COVID travel restrictions on flying were a total ‘failure,’ study claims

BANGOR, United Kingdom — Researchers are calling attempts to keep COVID-19 out of the United Kingdom by testing people at airports during lockdown a complete “failure.” The new report reveals that almost every flight arriving at three U.K. airports during this period of COVID restrictions had the virus in their wastewater.

Study authors from the Bangor University add that the virus was also prevalent in the wastewater at airport arrival terminals. The Bangor scientists, who pioneered the use of wastewater testing to track SARS-CoV2 throughout Great Britain, wanted to find out whether the technique could serve as a way of monitoring the general health of passengers on flights coming into the country in the future.

The study, published in the journal PLOS Global Public Health, received its funding from the U.K.’s Health Security Agency.

Study authors tested toilet tank water coming from both short and long flights entering Heathrow, Edinburgh, and Bristol airports over a three-week period between March 8th and March 31st, 2022. They also collected samples from sewers in the arrival halls of each airport as well as the wastewater treatment plant near each facility.

The United Kingdom lifted COVID restrictions on March 18th, 2022. The country removed the requirement for unvaccinated passengers to take a pre-departure COVID test and another test two days post-arrival. Results show very little difference in the concentrations of SARS-CoV-2 in wastewater before and after that date.

“Despite all the intervention measures that the UK had in place to try to stop people with the illness getting on flights to the UK, almost every single plane we tested contained the virus, and most of the terminal sewers too. That might have been because people developed symptoms after testing negative; or were evading the system, or for some other reason. But it showed that there was essentially a failure of border control in terms of COVID surveillance,” says Professor Davey Jones of Bangor University’s School of Natural Sciences in a media release.

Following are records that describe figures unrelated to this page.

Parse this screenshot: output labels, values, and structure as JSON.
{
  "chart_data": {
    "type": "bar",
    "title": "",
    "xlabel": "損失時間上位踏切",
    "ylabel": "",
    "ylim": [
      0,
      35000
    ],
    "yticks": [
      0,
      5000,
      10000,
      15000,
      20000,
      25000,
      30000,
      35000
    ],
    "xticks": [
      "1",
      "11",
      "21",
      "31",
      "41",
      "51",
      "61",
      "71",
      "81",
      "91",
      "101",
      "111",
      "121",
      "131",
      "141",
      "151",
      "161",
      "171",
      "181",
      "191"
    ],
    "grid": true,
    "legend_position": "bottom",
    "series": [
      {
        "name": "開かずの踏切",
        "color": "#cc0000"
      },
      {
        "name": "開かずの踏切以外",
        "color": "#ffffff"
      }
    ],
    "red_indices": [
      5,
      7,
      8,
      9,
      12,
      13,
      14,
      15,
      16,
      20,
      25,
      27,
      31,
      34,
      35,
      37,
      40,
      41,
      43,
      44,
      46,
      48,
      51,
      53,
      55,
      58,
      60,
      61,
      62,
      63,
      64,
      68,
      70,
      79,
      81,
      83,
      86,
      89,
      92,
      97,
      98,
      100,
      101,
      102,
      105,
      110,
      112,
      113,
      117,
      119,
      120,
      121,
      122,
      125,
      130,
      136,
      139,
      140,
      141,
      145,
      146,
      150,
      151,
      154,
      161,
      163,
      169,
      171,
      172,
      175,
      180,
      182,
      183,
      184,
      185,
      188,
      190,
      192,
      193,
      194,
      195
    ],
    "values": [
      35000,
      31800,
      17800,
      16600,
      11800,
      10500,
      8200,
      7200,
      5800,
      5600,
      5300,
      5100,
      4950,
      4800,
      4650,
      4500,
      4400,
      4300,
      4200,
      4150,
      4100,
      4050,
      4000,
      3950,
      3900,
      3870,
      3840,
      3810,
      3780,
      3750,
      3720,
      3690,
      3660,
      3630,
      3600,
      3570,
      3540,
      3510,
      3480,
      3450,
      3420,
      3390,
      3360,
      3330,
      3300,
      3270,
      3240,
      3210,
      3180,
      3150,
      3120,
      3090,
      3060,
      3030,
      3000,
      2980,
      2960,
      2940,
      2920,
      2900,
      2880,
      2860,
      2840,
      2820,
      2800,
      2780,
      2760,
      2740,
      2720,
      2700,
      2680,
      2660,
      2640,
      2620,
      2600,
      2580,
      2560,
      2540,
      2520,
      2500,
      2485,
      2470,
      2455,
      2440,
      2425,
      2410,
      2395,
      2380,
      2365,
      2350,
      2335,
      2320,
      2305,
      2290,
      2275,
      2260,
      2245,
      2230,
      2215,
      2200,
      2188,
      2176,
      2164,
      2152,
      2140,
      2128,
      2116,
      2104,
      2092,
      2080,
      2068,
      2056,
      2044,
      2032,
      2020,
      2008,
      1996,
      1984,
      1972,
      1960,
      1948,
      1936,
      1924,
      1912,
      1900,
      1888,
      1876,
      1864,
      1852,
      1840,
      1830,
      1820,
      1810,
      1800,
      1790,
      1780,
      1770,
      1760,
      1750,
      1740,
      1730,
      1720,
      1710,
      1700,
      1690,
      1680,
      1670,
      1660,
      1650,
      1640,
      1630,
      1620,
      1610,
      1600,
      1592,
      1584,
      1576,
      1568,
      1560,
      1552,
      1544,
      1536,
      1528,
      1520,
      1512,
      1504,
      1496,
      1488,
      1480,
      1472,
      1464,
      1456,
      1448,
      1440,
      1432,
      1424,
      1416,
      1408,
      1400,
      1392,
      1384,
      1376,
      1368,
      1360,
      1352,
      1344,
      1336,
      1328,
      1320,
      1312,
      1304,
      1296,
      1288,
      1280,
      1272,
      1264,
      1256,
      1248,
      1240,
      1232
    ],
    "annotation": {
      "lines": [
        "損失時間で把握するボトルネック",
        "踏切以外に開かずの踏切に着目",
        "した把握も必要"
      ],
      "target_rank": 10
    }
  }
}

Prof. Jones notes that earlier research by the team may explain why. In a poll of 2,000 adults, 23 percent admitted that they previously boarded a flight back to the U.K. while feeling sick. That survey also asked respondents about their toilet habits while flying. Around one in eight (13%) taking a short flight would be willing to defecate on a plane. Even more (36%) said they would do the same on a long flight.

With that in mind, together with COVID virus shedding rates, the team estimates that if wastewater sampling takes place at airports in the future, it could detect 14 percent of SARS-CoV-2 cases entering the U.K. via air travel. Future sampling could also pick up other infections, such as Norovirus or Enterovirus, potentially giving a clearer picture of what pathogens are entering the country.

“This is about getting an overall picture to help UK health systems to be prepared, or, if possible, have an advance warning, of emerging diseases. It wouldn’t be feasible to test every flight arriving, but taking wastewater from arrivals at a single airport terminal used for long-haul arrivals may provide an estimate of diseases entering the country,” says Dr. Kata Farkas.

“At the moment we have no idea how many people come into the country carrying different diseases, partly because no one wants to be tested on the spot. Wastewater monitoring gives us a snapshot of the infectious diseases passengers may carry upon arrival.”

South West News Service writer Stephen Beech contributed to this report.